Abu Saeed Mubarak Makhzoomi (ابو سعید مبارك المخزومي) (26 January 1013 ― 26 July 1119), known also as Mubarak bin Ali Makhzoomi and Abu Saeed and Abu Sa'd al-Mubarak (rarely known as Qazi Abu Sa'd al-Mubarak al-Mukharrimi) was a Sufi saint as well as a Muslim mystic and Traditionalist. He was an Islamic theologian and a Hanbali jurist based in Baghdad, Iraq. Abu Saeed was his patronym.

==Biography==
Abu Saeed Mubarak Makhzoomi was born in Hankar (the land of his Murshid) on 12th Rajab 403 Hijri (26 January 1013 A.D) but spent most of his life in Makhzum, a small town in Baghdad. He established Baab-ul-Azj, the famous madrasa of Baghdad whom he later handed over to his disciple and khalifah, Shaikh Abdul Qadir Jilani. Abu Saeed Mubarak Makhzoomi was also appointed as the chief justice but he preferred to renounce the worldly life. Thereafter he led his life as a mystic and devoted his time to the dhikr of Allah. He died on 11th Rabī’ al-Thānī 513 Hijri (26 July 1119 A.D) and was buried in Baab-ul-Azj, Baghdad.

==Sufi tradition==
Abu Saeed Mubarak Makhzoomi was a renowned Imam of Fiqh in his era. He followed the Hanbali school of thought. He was the Murshid and most proficient spiritual guide of Shaikh Abdul Qadir Jilani amongst teachers. He often said:

“I invested Shaikh Abdul Qadir Jilani with a robe khirqa and he invested me too with a robe.
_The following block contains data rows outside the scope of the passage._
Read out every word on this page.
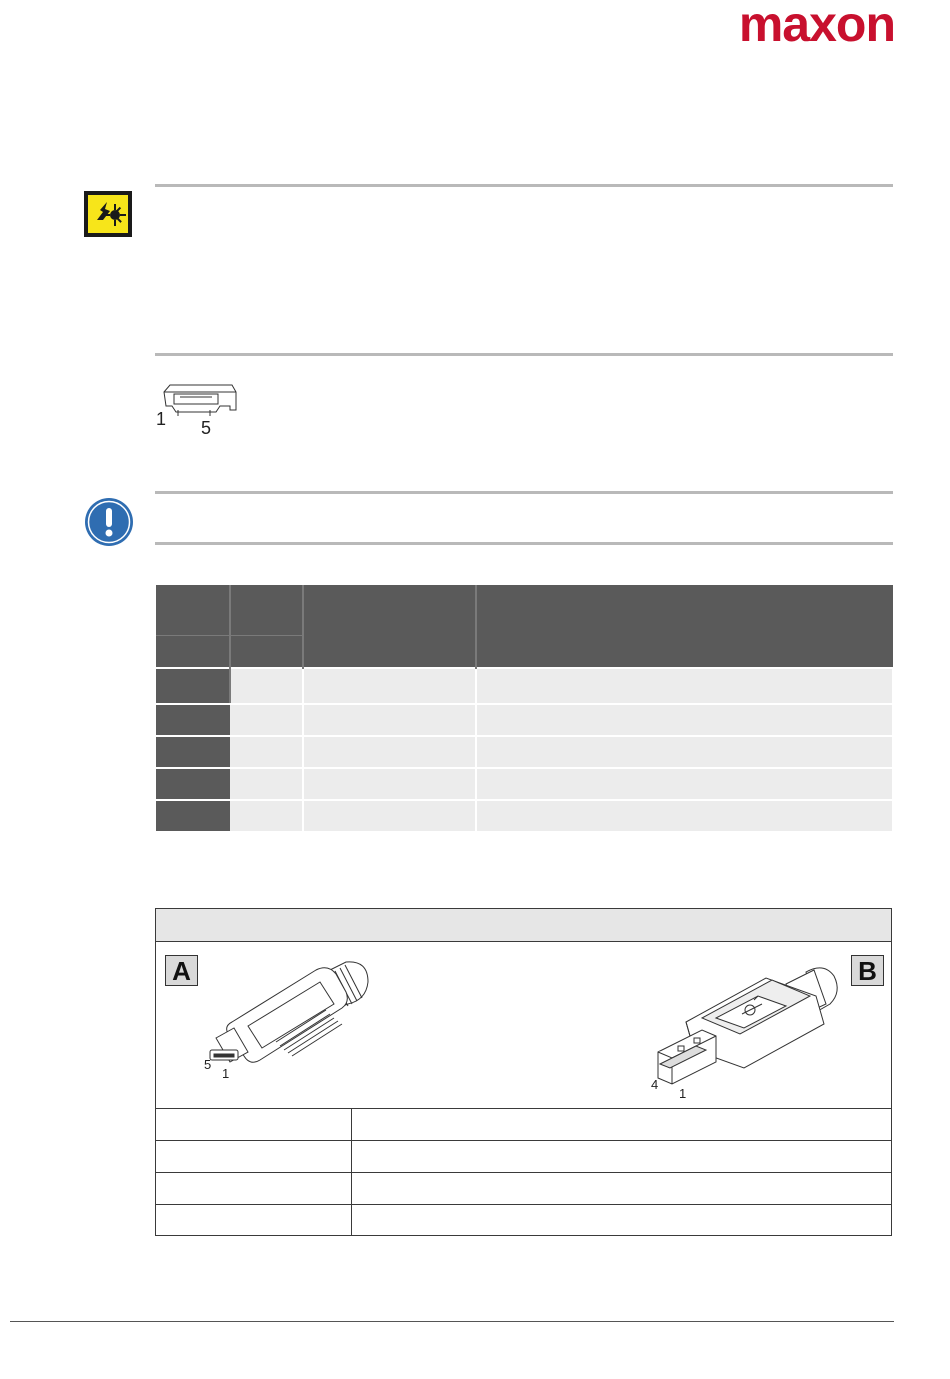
maxon
1 5

A	B
5
1
4
1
We attained blessings from each other.”

=== Spiritual lineage===
The spiritual lineage of Faqr reaches Abu Saeed Mubarak Makhzoomi from Muhammad in the following order:
1. Mohammad
2. 'Alī bin Abī Ṭālib
3. al-Ḥasan al-Baṣrī
4. Habib al Ajami
5. Dawud Tai
6. Maruf Karkhi
7. Sirri Saqti
8. Junaid Baghdadi, founder of the Junaidia order
9. Abu Bakr Shibli
10. Abdul Aziz bin Hars bin Asad Yemeni Tamimi
11. Abu Al Fazal Abdul Wahid Yemeni Tamimi
12. Mohammad Yousaf Abu al-Farah Tartusi
13. Abu-al-Hassan Ali Bin Mohammad Qureshi Hankari
14. Abu Saeed Mubarak Makhzoomi
Abu Saeed Mubarak Makhzoomi conferred khilafat upon Shaikh Abdul Qadir Jilani who continued the order by renaming it as Qadri order.

==Titles==
1. QIBLA-E-SAALIKA (Destination of Wayfarers).

2. JAAMI ULOOM-E-MARIFAT (Collector of Gnosis of Allah).